How to build a culture where everyone cares about content?
Systems and templates are important. But content governance truly works only when everyone in the team understands why it matters, not just the compliance team, but also marketing, sales, and even customer support.
A few practical steps:
Onboarding training. Every new employee who will work with content should go through a short training: what the rules are, how the approval process works, and where templates and checklists are located.
Keep the process simple. If the process is too complicated, people will bypass it. The fewer steps needed to publish standard content, the better. Save complex workflows for content that truly requires them.
Use tools that support the process. One example is EasyContent, where you can build your own workflow, track content status, assign roles to team members, create flexible templates for any type of content, communicate in real time, and manage everything in one place.

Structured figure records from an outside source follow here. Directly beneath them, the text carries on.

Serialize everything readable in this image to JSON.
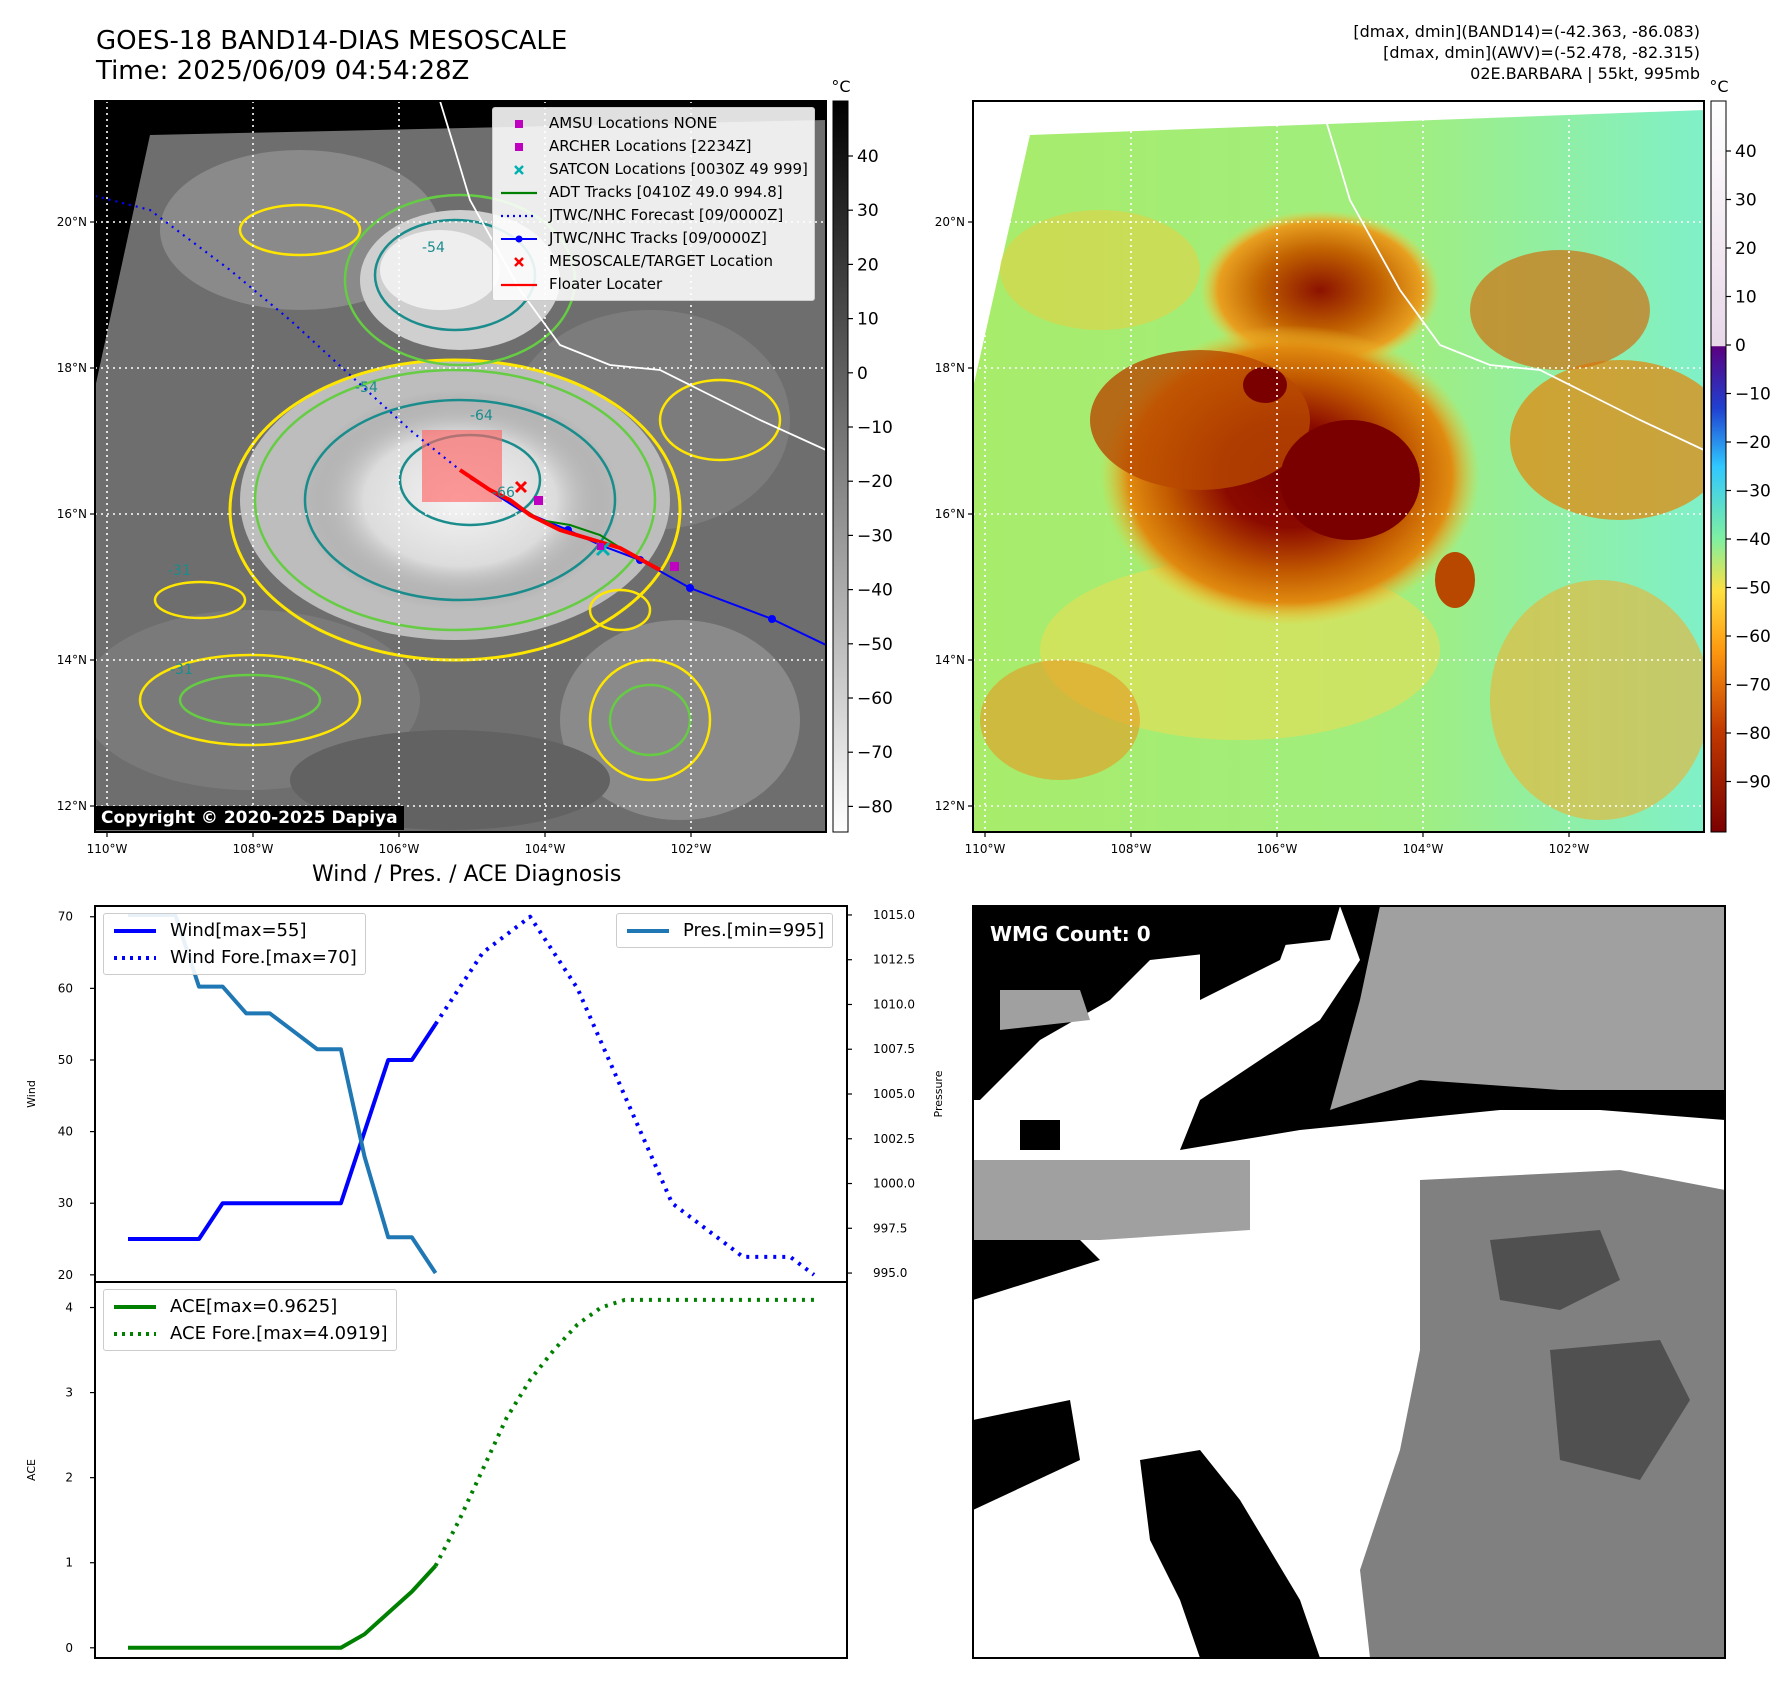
{
  "header": {
    "title_line1": "GOES-18 BAND14-DIAS MESOSCALE",
    "title_line2": "Time: 2025/06/09 04:54:28Z",
    "info_line1": "[dmax, dmin](BAND14)=(-42.363, -86.083)",
    "info_line2": "[dmax, dmin](AWV)=(-52.478, -82.315)",
    "info_line3": "02E.BARBARA | 55kt, 995mb"
  },
  "map_ir": {
    "lat_labels": [
      "20°N",
      "18°N",
      "16°N",
      "14°N",
      "12°N"
    ],
    "lon_labels": [
      "110°W",
      "108°W",
      "106°W",
      "104°W",
      "102°W"
    ],
    "contour_labels": [
      "-54",
      "-54",
      "-64",
      "-66",
      "-31",
      "-31"
    ],
    "copyright": "Copyright © 2020-2025 Dapiya",
    "colorbar_unit": "°C",
    "colorbar_ticks": [
      "40",
      "30",
      "20",
      "10",
      "0",
      "−10",
      "−20",
      "−30",
      "−40",
      "−50",
      "−60",
      "−70",
      "−80"
    ],
    "legend": [
      {
        "label": "AMSU Locations NONE",
        "symbol": "square",
        "color": "#c000c0"
      },
      {
        "label": "ARCHER Locations [2234Z]",
        "symbol": "square",
        "color": "#c000c0"
      },
      {
        "label": "SATCON Locations [0030Z 49 999]",
        "symbol": "x",
        "color": "#00b0b0"
      },
      {
        "label": "ADT Tracks [0410Z 49.0 994.8]",
        "symbol": "line",
        "color": "#008000"
      },
      {
        "label": "JTWC/NHC Forecast [09/0000Z]",
        "symbol": "dotted",
        "color": "#0000ff"
      },
      {
        "label": "JTWC/NHC Tracks [09/0000Z]",
        "symbol": "linedot",
        "color": "#0000ff"
      },
      {
        "label": "MESOSCALE/TARGET Location",
        "symbol": "x",
        "color": "#ff0000"
      },
      {
        "label": "Floater Locater",
        "symbol": "line",
        "color": "#ff0000"
      }
    ]
  },
  "map_awv": {
    "lat_labels": [
      "20°N",
      "18°N",
      "16°N",
      "14°N",
      "12°N"
    ],
    "lon_labels": [
      "110°W",
      "108°W",
      "106°W",
      "104°W",
      "102°W"
    ],
    "colorbar_unit": "°C",
    "colorbar_ticks": [
      "40",
      "30",
      "20",
      "10",
      "0",
      "−10",
      "−20",
      "−30",
      "−40",
      "−50",
      "−60",
      "−70",
      "−80",
      "−90"
    ]
  },
  "wmg": {
    "label": "WMG Count: 0"
  },
  "colors": {
    "wind": "#0000ff",
    "pressure": "#1f77b4",
    "ace": "#008000",
    "track_blue": "#0000ff",
    "floater_red": "#ff0000",
    "contour_yellow": "#ffe600",
    "contour_green": "#66cc44",
    "contour_teal": "#1a8c8c"
  },
  "chart_data": [
    {
      "type": "line",
      "title": "Wind / Pres. / ACE Diagnosis",
      "ylabel": "Wind",
      "ylabel_right": "Pressure",
      "ylim": [
        19,
        71.5
      ],
      "ylim_right": [
        994.5,
        1015.5
      ],
      "yticks": [
        20,
        30,
        40,
        50,
        60,
        70
      ],
      "yticks_right": [
        "995.0",
        "997.5",
        "1000.0",
        "1002.5",
        "1005.0",
        "1007.5",
        "1010.0",
        "1012.5",
        "1015.0"
      ],
      "series": [
        {
          "name": "Wind[max=55]",
          "style": "solid",
          "x": [
            0,
            1,
            2,
            3,
            4,
            5,
            6,
            7,
            8,
            9,
            10,
            11,
            12,
            13
          ],
          "values": [
            25,
            25,
            25,
            25,
            30,
            30,
            30,
            30,
            30,
            30,
            40,
            50,
            50,
            55
          ]
        },
        {
          "name": "Wind Fore.[max=70]",
          "style": "dotted",
          "x": [
            13,
            14,
            15,
            16,
            17,
            18,
            19,
            20,
            21,
            22,
            23,
            24,
            25,
            26,
            27,
            28,
            29
          ],
          "values": [
            55,
            60,
            65,
            67.5,
            70,
            65,
            60,
            52.5,
            45,
            37.5,
            30,
            27.5,
            25,
            22.5,
            22.5,
            22.5,
            20
          ]
        },
        {
          "name": "Pres.[min=995]",
          "axis": "right",
          "style": "solid",
          "x": [
            0,
            1,
            2,
            3,
            4,
            5,
            6,
            7,
            8,
            9,
            10,
            11,
            12,
            13
          ],
          "values": [
            1015,
            1015,
            1015,
            1011,
            1011,
            1009.5,
            1009.5,
            1008.5,
            1007.5,
            1007.5,
            1001.5,
            997,
            997,
            995
          ]
        }
      ]
    },
    {
      "type": "line",
      "ylabel": "ACE",
      "ylim": [
        -0.12,
        4.3
      ],
      "yticks": [
        0,
        1,
        2,
        3,
        4
      ],
      "series": [
        {
          "name": "ACE[max=0.9625]",
          "style": "solid",
          "x": [
            0,
            1,
            2,
            3,
            4,
            5,
            6,
            7,
            8,
            9,
            10,
            11,
            12,
            13
          ],
          "values": [
            0,
            0,
            0,
            0,
            0,
            0,
            0,
            0,
            0,
            0,
            0.16,
            0.41,
            0.66,
            0.9625
          ]
        },
        {
          "name": "ACE Fore.[max=4.0919]",
          "style": "dotted",
          "x": [
            13,
            14,
            15,
            16,
            17,
            18,
            19,
            20,
            21,
            22,
            23,
            24,
            25,
            26,
            27,
            28,
            29
          ],
          "values": [
            0.9625,
            1.5,
            2.1,
            2.7,
            3.15,
            3.5,
            3.8,
            4.0,
            4.09,
            4.09,
            4.09,
            4.09,
            4.09,
            4.09,
            4.09,
            4.09,
            4.09
          ]
        }
      ]
    }
  ]
}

Measure and track. How do you know if the system works? Track how long approvals take, how many issues are caught before publishing, and how much outdated content is identified during reviews. These numbers tell you more than any theory.
Conclusion
Content governance for financial services is not just about adding bureaucracy or complicating things. It is a system that protects your company from regulatory risk and, even more importantly, builds trust with your customers.
When a customer reads your content and everything is accurate, clear, and consistent, they trust you more. And in finance, trust is not just a nice word, it is the foundation of the entire business.
Start small: introduce one template, create your first checklist, define who approves what. You do not have to do everything at once. What matters is that you start.